Where do I begin? Let’s start at the beginning I guess, as good a place as any considering that’s where I first had misgivings about A Love Like Blood. The writing itself.
From the first page, I had the impression that the author had grabbed a thesaurus and chosen words at random to replace with fancier sounding words. For example, on the first page the author uses the word ‘quotidian’ when ‘daily’ would have fit just as well if not better. It continues like this throughout A Love Like Blood, though to be fair it is told from the perspective of an English scientist so perhaps stuffy language was used to portray this in the character. However, the end result felt disjointed and unenjoyable.
As a large portion of the story is set in Paris, it makes sense that a majority of the characters speak French. However, again the French text in A Love Like Blood made the story difficult to follow at times as large chunks of text are written in French. I have a very basic grasp of the French language but ended up sitting hunched over my phone typing blocks of French text into Google Translate so as to understand what was being said. It did not work well at all and I felt upon reading the translations that some of the things being said were relatively important, yet weren’t reiterated or translated into English for the reader.
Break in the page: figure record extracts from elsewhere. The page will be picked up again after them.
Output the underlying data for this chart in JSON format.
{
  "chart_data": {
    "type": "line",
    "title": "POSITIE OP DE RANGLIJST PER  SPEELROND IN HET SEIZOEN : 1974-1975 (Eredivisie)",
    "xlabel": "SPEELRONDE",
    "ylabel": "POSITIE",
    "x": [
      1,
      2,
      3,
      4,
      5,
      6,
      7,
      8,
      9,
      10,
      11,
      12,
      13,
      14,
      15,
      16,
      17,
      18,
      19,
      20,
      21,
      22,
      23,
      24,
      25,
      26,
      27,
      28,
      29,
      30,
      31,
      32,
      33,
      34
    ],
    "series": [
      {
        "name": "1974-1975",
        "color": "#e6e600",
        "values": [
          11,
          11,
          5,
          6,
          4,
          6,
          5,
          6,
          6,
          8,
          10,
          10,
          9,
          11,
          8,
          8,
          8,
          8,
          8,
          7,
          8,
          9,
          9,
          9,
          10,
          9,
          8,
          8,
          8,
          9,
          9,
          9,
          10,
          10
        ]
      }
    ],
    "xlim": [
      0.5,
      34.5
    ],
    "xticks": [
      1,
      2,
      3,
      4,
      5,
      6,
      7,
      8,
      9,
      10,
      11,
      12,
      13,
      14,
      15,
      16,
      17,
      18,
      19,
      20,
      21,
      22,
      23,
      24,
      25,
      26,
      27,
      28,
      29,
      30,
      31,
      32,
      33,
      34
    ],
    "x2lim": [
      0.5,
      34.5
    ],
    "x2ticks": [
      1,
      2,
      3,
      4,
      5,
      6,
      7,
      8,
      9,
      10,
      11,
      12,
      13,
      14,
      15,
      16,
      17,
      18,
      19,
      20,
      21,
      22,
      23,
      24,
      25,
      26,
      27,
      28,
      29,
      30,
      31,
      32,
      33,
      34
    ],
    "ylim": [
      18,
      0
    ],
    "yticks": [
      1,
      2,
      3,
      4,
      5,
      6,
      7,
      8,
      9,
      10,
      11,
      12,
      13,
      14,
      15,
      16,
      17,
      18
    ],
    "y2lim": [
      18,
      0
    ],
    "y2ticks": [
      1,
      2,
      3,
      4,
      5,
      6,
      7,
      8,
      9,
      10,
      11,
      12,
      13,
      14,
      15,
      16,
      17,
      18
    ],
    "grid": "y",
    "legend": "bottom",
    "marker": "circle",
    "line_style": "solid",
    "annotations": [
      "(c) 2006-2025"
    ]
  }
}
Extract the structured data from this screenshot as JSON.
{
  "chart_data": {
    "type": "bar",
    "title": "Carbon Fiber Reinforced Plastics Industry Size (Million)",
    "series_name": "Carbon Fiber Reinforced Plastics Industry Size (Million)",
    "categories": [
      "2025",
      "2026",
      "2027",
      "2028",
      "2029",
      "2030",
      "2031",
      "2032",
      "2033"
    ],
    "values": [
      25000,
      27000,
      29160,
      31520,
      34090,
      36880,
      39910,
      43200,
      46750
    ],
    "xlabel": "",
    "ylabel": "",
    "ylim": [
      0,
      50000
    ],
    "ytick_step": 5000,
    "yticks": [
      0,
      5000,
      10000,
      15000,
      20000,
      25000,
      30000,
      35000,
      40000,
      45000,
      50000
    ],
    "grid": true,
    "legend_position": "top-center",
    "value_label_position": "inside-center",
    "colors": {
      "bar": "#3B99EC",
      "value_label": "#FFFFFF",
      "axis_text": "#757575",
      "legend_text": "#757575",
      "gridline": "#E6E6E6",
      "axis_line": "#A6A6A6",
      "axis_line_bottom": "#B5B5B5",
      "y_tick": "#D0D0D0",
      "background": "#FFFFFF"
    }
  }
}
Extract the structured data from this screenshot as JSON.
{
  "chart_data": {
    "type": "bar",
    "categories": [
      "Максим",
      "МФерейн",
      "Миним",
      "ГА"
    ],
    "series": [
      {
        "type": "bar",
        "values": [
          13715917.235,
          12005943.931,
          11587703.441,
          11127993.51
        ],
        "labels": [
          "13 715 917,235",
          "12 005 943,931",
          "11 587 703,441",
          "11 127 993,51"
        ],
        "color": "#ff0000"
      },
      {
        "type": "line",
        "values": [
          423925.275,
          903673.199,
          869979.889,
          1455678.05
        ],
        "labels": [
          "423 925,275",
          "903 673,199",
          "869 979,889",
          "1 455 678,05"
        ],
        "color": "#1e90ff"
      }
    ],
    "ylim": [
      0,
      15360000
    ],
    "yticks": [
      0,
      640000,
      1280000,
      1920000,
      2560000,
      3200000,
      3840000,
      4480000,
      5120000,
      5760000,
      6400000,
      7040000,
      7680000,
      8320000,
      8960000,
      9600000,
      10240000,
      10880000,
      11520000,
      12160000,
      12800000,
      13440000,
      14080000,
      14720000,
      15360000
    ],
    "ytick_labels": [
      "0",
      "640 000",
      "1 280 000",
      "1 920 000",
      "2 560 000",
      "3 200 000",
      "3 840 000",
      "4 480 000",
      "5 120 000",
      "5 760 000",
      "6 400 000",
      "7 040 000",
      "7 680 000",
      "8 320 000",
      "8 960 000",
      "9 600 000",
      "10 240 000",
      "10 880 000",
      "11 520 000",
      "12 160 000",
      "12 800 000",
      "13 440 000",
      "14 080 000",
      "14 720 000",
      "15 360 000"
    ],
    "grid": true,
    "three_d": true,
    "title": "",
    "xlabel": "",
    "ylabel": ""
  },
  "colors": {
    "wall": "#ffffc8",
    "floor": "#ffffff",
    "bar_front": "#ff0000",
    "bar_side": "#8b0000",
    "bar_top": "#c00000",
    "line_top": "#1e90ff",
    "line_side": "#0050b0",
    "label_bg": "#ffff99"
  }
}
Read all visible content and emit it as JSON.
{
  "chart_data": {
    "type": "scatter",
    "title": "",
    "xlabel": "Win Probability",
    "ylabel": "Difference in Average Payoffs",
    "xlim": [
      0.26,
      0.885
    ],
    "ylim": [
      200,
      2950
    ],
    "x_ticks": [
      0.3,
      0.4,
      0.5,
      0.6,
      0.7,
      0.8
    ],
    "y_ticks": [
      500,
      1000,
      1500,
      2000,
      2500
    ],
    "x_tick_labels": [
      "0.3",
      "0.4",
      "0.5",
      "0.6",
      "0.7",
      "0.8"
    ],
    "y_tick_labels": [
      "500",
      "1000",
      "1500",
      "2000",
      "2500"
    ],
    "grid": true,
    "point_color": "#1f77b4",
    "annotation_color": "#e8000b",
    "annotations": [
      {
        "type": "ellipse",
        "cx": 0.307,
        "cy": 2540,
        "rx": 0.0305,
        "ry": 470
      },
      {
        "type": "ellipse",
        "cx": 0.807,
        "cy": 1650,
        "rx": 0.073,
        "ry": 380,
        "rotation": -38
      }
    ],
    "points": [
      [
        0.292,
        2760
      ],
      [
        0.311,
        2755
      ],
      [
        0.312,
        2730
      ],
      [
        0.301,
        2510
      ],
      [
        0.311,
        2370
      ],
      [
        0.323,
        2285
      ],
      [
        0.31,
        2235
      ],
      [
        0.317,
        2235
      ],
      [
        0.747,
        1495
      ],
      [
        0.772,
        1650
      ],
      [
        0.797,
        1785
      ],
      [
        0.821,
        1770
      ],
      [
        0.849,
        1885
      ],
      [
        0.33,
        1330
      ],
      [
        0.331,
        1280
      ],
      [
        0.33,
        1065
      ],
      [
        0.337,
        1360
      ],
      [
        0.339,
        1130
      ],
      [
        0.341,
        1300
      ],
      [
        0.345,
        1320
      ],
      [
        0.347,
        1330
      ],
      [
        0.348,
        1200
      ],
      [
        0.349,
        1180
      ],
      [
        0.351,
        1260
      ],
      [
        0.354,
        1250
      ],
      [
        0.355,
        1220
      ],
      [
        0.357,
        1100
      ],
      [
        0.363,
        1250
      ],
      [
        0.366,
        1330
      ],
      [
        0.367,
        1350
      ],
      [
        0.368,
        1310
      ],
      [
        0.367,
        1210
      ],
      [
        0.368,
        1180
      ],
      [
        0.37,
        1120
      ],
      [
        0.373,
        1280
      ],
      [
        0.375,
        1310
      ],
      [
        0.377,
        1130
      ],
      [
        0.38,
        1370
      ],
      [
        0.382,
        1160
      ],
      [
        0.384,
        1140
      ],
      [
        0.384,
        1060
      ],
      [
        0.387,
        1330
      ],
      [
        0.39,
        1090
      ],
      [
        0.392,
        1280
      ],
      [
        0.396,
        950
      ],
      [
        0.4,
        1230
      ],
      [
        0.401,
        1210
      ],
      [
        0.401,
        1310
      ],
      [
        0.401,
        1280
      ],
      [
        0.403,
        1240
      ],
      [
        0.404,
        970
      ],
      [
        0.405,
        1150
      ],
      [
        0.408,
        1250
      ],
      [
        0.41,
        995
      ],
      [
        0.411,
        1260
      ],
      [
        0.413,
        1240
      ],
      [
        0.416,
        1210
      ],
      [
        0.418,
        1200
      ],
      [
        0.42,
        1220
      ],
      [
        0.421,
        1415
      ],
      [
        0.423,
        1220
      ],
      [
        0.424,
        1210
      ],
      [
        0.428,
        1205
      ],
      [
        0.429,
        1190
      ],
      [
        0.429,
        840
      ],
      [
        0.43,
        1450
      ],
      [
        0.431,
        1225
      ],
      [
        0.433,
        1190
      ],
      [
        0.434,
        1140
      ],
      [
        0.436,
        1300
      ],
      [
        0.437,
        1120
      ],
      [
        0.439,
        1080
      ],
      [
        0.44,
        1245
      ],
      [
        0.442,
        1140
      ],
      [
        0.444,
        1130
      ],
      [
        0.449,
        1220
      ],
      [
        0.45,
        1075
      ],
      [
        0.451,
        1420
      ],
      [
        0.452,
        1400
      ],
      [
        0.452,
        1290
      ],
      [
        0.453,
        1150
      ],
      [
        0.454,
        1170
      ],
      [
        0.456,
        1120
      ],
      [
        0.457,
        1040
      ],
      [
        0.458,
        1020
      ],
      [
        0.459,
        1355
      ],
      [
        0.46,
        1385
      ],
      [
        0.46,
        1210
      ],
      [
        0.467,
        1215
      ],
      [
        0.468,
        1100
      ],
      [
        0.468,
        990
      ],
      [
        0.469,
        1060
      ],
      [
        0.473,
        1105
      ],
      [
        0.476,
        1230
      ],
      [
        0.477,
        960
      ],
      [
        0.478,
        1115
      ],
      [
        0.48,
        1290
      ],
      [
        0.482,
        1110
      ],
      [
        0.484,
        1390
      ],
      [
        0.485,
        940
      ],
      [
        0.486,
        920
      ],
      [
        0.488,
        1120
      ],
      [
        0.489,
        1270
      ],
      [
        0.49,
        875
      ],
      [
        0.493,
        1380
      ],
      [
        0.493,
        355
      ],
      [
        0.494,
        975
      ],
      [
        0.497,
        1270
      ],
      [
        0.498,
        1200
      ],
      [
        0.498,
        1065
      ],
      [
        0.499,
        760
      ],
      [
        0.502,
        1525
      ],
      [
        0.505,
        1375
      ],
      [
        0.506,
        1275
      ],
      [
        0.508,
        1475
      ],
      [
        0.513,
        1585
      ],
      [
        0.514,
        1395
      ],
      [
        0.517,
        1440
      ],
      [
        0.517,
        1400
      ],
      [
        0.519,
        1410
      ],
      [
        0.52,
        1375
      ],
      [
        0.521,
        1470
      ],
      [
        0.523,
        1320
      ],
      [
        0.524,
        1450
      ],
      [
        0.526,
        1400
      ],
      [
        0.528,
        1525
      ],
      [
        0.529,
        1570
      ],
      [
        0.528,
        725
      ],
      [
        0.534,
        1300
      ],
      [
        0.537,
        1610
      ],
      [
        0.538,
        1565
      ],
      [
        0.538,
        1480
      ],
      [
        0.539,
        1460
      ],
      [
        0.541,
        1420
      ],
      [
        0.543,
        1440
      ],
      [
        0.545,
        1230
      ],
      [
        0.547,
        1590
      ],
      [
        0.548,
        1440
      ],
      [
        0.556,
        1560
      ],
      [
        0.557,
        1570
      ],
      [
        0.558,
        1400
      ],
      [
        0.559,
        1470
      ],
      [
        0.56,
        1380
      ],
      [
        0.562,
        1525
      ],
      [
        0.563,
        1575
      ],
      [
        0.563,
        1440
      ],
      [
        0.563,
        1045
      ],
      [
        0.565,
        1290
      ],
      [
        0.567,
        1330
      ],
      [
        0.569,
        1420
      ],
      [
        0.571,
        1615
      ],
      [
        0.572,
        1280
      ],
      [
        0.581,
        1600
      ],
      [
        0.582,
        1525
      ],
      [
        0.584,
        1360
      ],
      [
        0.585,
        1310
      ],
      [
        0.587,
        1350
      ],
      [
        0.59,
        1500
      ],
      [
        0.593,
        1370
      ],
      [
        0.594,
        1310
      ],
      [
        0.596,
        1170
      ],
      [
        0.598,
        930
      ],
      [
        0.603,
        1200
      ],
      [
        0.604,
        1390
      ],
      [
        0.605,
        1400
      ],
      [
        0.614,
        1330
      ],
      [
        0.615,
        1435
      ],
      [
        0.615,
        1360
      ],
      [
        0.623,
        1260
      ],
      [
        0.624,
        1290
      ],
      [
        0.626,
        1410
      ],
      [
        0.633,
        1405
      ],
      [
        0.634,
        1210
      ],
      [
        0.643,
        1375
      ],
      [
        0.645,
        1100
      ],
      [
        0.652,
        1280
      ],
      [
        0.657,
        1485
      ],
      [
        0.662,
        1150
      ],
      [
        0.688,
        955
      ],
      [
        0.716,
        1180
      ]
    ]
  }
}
The sentence structure of A Love Like Blood was incredibly difficult to read at times. It was as though the author had put the beginning of a sentence at the end, the middle at the beginning and the end at the beginning then thrown in half a dozen commas for good measure. There were some sentences I had to read three or four times before finally understanding what the author was trying to say. Once again, it was very disjointed and caused the story to suffer.
The story in itself of A Love Like Blood was reasonably weak. There were long drawn out passages where the ‘protagonist’ was doing not much of anything at all.
You may notice in that last sentence I used sarcastic punctuation. I like a flawed protagonist as much as anyone, but the ‘protagonist’ of A Love Like Blood was not flawed. He was deranged. He was sick. He was obsessive. He was a creep. He was a bit of a pervert. He stalked people at the drop of a hat. He threw his entire life away and took on a crusade to avenge a woman he purportedly loved, but whom realistically he had only met on a few occasions. I found myself disliking the ‘protagonist’ more than the ‘antagonist’.
Speaking of the ‘antagonist’. Save for the French sermon he gives to his cult, the author doesn’t have the antagonist say more than a handful of words for the entire book. Then within the last 50 pages he has a long, rambling, boring, repetitive speech that goes on for four pages. Let me repeat that: the villain rambles on for FOUR PAGES.
I could not in good conscience recommend this book to anyone. I could not find anything redeemable about A Love Like Blood. The plot, the characters, the writing itself – the big three when it comes to engaging storytelling were all lacking or devastatingly flawed. If you want to read a story about people drinking blood, read Salem’s Lot instead.